Is there no problem in the way the Schwartzschild geometry is artificially glued to the rest of the KS geoemetry?
I found this interesting comment about it: http://williewong.wordpress.com/2009/10/26/conformal-compactification-of-space-time/

 

[PAllen]

Is there no problem in the way the Schwartzschild geometry is artificially glued to the rest of the KS geoemetry?
I found this interesting comment about it: http://williewong.wordpress.com/2009/10/26/conformal-compactification-of-space-time/

What do you mean artificially glued? The derivations of KS I've read start with Schwartzschild, do a perfectly ordinary coordinate transform, notice that an extension then suggests itself. An analogy:

Start with x=sqrt(y) over reals. You have curve +,+ quadrant. Transform to y=x^2, notice that it extends smoothly to +,- quadrant.

What is 'artificial gluing'?

 

[JesseM]

Is there no problem in the way the Schwartzschild geometry is artificially glued to the rest of the KS geoemetry?

What do you mean "artificially glued"? Are you familiar with the idea of coordinate "patches" which only cover a partial region of a larger spacetime, like Rindler coordinates which only cover the "Rindler wedge" of a full Minkowski spacetime? (and which have a different line element than the line element in Minkowski coordinates) Do you think the Rindler geometry is artificially glued to the rest of the Minkowski geometry? If not, what's the relevant difference?

 

[TrickyDicky]

What do you mean artificially glued? The derivations of KS I've read start with Schwartzschild, do a perfectly ordinary coordinate transform, notice that an extension then suggests itself. An analogy:

Start with x=sqrt(y) over reals. You have curve +,+ quadrant. Transform to y=x^2, notice that it extends smoothly to +,- quadrant.

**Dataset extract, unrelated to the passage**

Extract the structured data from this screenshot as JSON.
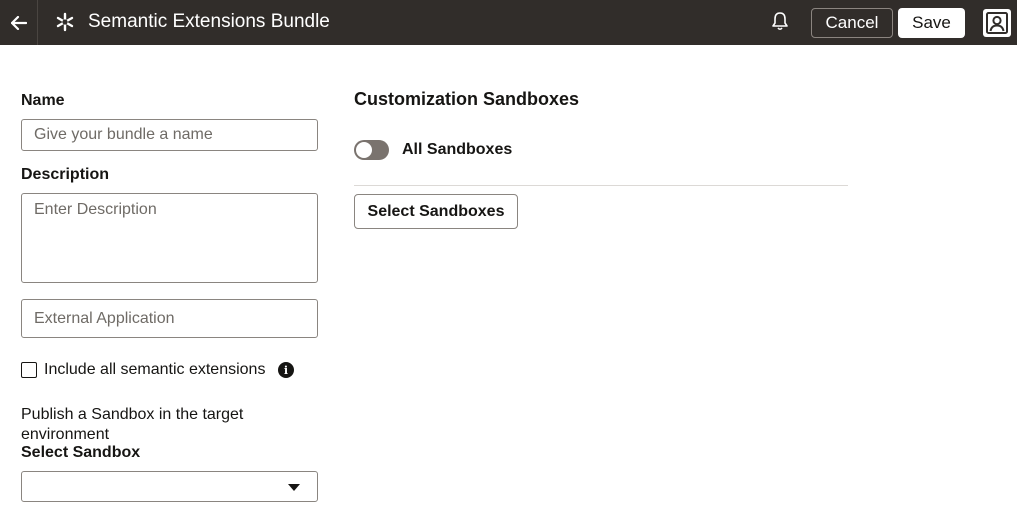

What is 'artificial gluing'?

What do you mean "artificially glued"? Are you familiar with the idea of coordinate "patches" which only cover a partial region of a larger spacetime, like Rindler coordinates which only cover the "Rindler wedge" of a full Minkowski spacetime? (and which have a different line element than the line element in Minkowski coordinates) Do you think the Rindler geometry is artificially glued to the rest of the Minkowski geometry? If not, what's the relevant difference?

All those extensions rely on certain geometrical manipulation of the spacetimes, based on the notion of conformal infinity and the conformal compactification of the manifolds. However mathematically sound they may seem, I'm not sure about their physical justification. On what observations are they built upon?

 

[atyy]

All those extensions rely on certain geometrical manipulation of the spacetimes, based on the notion of conformal infinity and the conformal compactification of the manifolds. However mathematically sound they may seem, I'm not sure about their physical justification. On what observations are they built upon?

Observations are a completely different issue.

No one is saying that the maximally extended vacuum Schwazrschild solution exists to be observed. People are just saying it is a possible reality consistent with Einstein's equations.

There are other possible realities consistent with Einstein's equations, and our universe seems to be consistent with a perturbed FLRW solution.